Invariably, it was easier to start a new research project.

tl;dr: In my experience, customer research can unlock incredible value for GTM teams—but it’s expensive, slow to gather, and suffers from a short shelf life.

How LLMs are unlocking fast, custom insights.

And then LLMs showed up. LLMs are really good at analyzing large bodies of text, quickly and inexpensively.

Tyler, Viet*, and I started envisioning a better world—without kickoff meetings, or research decks that customers skim once and forget. By building LLM-powered products that abstracted away research, we could help customer-centric clients apply customer perspectives to their output without the friction of traditional research.

Now, LLMs certainly enable this vision, but they can’t accomplish it on their own. Their output is only as good as the data they can access.

We knew that combining organizations’ internal datasets with the Internet would be insufficient for client needs, because we were often hired for novel research.

We’d only be able to accomplish this enormous vision if:

  1. We built an engine that captures information that’s never been documented before. We knew that the best way to get high-quality data is to have in-depth interviews with real people. So, that’s exactly what we did. We have a small army of interviewers who talk to our customers’ target markets every single day. We specifically orient our data collection machine to capture information that is relevant to our users—as our customer base grows, so does our dataset. We call it InsightDB.
  2. We used that data (InsightDB) to augment our customers’ own datasets. They’re already recording every sales and success conversation (and they have no shortage of vendors promising to “unlock the value of that data”). We’d be able to merge the customer conversations they’re already having alongside the conversations they’re not invited to (in Win-Loss parlance: “deals not invited”).

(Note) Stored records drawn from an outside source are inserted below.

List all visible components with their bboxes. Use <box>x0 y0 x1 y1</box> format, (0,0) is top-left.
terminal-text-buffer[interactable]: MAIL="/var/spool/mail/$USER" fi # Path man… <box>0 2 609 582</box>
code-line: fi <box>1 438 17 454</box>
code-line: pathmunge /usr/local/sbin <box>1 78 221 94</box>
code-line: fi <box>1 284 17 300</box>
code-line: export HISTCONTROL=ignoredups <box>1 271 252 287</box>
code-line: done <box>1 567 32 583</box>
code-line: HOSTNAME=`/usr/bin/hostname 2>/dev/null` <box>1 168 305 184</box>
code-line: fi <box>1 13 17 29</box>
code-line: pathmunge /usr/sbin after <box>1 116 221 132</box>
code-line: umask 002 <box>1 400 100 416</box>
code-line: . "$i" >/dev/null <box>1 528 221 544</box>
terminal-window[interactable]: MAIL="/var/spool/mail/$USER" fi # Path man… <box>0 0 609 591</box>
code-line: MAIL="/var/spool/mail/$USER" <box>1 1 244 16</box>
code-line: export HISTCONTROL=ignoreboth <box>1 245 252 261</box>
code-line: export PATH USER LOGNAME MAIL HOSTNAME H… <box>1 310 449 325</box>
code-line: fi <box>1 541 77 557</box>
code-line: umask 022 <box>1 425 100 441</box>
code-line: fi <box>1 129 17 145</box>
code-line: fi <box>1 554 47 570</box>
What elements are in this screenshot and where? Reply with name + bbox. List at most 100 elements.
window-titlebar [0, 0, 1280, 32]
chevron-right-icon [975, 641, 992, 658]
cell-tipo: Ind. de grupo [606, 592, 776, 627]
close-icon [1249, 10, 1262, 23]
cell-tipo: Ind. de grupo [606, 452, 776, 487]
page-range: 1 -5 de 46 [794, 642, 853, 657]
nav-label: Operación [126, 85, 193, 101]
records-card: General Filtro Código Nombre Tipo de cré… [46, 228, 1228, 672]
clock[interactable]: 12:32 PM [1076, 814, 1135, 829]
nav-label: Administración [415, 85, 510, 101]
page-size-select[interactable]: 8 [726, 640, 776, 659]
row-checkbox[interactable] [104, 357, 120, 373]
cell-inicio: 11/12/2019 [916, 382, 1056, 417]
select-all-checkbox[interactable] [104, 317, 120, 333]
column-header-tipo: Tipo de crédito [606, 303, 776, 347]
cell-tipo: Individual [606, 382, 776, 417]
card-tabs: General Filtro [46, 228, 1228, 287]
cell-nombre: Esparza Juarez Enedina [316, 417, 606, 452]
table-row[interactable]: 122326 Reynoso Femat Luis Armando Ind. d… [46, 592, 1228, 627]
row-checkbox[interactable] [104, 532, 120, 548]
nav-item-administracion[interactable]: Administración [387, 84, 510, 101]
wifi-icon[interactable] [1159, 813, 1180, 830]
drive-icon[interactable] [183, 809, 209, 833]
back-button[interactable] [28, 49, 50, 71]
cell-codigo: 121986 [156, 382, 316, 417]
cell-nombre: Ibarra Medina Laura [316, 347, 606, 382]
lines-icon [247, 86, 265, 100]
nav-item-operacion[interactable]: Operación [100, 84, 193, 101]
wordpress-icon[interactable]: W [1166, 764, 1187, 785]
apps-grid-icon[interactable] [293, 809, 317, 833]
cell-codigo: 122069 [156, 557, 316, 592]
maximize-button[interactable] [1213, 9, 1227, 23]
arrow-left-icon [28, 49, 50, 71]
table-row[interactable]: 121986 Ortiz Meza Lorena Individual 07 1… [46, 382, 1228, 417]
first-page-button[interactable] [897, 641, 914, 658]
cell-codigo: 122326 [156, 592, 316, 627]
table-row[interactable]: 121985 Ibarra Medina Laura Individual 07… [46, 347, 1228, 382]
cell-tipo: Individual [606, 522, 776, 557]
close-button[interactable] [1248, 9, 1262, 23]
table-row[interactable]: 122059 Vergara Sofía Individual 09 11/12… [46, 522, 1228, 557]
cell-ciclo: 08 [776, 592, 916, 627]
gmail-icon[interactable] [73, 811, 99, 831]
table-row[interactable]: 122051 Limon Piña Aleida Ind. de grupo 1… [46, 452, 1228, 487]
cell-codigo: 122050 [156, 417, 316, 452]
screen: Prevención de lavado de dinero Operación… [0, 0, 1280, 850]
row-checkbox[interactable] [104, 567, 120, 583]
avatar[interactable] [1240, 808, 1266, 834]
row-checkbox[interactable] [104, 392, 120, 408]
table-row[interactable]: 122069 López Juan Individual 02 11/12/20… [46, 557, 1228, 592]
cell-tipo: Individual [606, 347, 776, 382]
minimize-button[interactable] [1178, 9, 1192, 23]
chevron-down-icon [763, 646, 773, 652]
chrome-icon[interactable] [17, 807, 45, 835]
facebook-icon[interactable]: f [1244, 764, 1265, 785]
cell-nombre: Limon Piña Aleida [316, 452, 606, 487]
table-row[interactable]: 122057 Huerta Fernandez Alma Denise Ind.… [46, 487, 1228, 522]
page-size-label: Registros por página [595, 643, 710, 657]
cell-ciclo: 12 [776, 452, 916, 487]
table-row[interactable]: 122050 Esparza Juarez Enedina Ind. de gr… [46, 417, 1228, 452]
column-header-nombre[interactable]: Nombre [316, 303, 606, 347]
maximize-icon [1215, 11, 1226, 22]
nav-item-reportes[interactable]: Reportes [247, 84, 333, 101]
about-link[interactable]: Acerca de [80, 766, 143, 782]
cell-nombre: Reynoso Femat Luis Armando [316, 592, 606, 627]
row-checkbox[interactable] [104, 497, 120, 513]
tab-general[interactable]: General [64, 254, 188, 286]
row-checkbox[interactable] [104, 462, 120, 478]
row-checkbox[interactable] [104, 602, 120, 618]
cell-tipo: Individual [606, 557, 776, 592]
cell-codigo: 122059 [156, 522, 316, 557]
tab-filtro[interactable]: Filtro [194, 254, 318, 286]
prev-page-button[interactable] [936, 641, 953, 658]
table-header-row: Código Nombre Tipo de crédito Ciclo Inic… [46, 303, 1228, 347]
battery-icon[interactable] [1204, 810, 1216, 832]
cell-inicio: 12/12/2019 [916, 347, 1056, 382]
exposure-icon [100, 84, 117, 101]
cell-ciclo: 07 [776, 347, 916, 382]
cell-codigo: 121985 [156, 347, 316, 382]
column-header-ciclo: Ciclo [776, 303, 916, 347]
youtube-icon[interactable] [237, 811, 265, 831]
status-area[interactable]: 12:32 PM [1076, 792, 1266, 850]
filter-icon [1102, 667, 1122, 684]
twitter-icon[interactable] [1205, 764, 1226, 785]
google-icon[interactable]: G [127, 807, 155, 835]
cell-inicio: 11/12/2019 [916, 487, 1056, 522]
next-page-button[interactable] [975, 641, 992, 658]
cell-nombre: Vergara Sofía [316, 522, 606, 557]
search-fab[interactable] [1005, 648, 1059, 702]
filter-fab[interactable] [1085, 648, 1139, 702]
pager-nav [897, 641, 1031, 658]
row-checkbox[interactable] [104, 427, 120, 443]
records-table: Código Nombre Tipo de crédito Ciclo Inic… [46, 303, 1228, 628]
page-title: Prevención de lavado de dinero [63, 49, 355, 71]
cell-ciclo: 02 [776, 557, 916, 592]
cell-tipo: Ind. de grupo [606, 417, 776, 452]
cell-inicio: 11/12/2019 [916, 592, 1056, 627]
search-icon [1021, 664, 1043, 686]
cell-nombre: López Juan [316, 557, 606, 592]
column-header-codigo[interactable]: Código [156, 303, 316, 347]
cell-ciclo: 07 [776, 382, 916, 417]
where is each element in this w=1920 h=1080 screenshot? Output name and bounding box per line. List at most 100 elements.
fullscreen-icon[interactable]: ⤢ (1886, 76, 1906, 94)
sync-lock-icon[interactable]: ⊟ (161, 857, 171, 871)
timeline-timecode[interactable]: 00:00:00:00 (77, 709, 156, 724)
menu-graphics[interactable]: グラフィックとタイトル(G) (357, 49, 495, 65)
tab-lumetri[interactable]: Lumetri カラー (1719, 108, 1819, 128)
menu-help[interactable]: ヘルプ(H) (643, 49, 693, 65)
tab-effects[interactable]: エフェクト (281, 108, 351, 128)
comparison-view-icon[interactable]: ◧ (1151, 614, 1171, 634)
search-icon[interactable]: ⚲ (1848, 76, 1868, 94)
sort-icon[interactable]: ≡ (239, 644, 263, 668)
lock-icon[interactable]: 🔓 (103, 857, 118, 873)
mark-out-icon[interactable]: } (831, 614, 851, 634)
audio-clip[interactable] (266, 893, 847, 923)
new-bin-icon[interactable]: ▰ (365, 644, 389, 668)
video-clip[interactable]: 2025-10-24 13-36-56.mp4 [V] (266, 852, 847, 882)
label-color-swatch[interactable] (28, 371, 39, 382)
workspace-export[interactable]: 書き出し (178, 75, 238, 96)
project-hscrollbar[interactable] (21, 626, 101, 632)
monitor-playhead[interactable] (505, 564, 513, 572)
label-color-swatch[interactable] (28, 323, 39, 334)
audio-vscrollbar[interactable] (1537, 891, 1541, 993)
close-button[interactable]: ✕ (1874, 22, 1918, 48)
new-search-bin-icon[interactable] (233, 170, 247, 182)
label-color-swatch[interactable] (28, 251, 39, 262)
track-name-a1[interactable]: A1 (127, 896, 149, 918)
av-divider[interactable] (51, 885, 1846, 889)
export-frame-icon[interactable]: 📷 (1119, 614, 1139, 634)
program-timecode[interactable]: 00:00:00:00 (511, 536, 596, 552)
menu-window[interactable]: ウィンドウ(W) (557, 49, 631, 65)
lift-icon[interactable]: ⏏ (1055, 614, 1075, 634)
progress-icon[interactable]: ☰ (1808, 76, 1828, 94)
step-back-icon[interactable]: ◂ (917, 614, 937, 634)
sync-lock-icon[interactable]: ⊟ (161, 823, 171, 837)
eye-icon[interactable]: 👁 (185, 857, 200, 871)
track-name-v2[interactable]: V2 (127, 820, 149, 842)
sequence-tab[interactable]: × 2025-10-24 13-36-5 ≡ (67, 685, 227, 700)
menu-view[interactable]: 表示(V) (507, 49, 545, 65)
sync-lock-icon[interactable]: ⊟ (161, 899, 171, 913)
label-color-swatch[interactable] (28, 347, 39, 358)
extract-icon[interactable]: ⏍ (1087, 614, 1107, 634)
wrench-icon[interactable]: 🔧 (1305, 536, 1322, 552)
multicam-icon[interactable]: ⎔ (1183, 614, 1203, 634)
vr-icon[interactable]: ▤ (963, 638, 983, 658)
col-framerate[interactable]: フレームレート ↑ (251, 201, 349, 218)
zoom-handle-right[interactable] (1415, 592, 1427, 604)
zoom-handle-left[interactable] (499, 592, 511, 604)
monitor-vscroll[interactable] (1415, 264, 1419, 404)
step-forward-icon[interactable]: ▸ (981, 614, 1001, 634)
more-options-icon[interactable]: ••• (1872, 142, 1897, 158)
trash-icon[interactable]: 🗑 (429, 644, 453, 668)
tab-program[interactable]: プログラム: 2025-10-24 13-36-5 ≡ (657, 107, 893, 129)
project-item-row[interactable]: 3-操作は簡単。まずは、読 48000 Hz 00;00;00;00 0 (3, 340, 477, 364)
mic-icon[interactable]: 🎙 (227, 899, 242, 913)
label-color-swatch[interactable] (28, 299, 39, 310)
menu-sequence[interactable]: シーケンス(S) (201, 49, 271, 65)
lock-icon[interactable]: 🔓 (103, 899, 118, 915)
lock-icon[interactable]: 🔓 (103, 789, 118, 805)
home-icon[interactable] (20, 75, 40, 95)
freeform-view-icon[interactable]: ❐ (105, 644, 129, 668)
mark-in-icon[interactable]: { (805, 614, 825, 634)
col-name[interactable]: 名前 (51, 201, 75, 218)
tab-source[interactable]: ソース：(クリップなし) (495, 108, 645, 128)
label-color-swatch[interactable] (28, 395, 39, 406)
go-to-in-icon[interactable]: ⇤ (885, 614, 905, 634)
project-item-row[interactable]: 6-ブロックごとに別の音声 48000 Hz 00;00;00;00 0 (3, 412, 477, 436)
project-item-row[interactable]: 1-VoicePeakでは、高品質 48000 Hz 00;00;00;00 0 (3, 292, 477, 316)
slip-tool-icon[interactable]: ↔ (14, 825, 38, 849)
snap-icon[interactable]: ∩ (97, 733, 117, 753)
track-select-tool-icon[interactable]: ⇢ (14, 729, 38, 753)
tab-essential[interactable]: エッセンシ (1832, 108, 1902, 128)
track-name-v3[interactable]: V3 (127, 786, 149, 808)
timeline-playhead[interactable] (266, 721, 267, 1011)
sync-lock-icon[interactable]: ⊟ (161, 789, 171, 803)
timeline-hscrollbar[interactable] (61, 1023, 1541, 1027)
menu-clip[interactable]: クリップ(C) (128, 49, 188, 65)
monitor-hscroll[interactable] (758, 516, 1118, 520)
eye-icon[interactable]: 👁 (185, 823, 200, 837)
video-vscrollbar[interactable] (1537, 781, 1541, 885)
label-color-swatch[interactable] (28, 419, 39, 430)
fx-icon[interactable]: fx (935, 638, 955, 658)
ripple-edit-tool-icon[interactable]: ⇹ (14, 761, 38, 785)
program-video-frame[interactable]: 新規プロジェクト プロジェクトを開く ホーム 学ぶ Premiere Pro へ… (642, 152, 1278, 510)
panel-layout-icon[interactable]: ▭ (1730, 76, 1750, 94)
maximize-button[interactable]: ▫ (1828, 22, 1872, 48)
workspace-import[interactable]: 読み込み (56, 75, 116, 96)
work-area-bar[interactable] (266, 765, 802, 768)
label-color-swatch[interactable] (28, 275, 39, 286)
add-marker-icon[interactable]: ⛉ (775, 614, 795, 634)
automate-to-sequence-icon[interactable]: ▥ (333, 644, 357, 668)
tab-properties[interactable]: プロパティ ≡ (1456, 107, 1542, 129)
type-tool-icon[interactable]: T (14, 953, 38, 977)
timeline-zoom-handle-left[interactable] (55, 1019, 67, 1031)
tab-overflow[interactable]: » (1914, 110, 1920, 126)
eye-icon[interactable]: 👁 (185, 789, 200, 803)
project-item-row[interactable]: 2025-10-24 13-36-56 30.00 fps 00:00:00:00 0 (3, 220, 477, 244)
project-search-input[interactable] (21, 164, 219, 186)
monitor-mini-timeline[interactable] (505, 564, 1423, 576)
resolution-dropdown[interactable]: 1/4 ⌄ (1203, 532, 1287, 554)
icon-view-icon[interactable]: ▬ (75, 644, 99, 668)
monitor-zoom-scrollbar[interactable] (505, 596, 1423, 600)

Putting this together: if you’re in a customer-focused role, most parts of your output could be improved with customer insights, but you’ll never have the time or budget to apply insights to everything. By applying AI to our combination of datasets (ours+theirs+the internet), we can eliminate those barriers—and apply customer insights directly to our clients’ work.

Why customers are choosing GetWhys today and where we're going.

We rolled out an initial version to pilot customers (DocuSign, Commvault, Docker, etc.) last year—here’s what they love about GetWhys:

  • Trusted primary research. Everything GetWhys products produce can be traced back to real people having real conversations.
  • Rapid research. 70% of the time, our data provides an immediate answer to customer queries. When we don’t have coverage of an existing topic, our clients leverage the AnswerSLA included in their subscription. We have a >96% success rate of ingesting sufficient data on the topic (via new interviews) within five business days.
  • Low, consistent cost. Our customers love our pricing—we can charge a flat fee for unlimited access because we use LLMs to analyze our proprietary dataset. An annual subscription typically equates to:
    • 15% of what our customers would have spent on expert networks, or
    • 1 traditional market research project.
  • Insights as an asset. We think that every sales conversation; every past research project; every customer success call is an investment organizations make in learning about their market. Rather than gather dust on a shelf, GetWhys helps those investments accrue in value. And, because GetWhys products tailor outputs to the user (based on who they are, where they work, and what their goals are), our customers never have to make sense of a PowerPoint deck built months earlier for someone else.

We think that the future for customer-centric teams comes from applying insights directly to their workflow, instead of breaking their workflow to engage with insights.

Our pilot customers have become familiar with our investigative research tool, Compass, which abstracts away the market research process. Today, we’re launching Echo, to help clients write content that drives revenue. More workflow-centric products are on the way.

Big data (& quantitative analysis) dominated the past two decades. Now, we can analyze qualitative data at scale—instead of observing your target audience, it’s time to ask them what they’re thinking.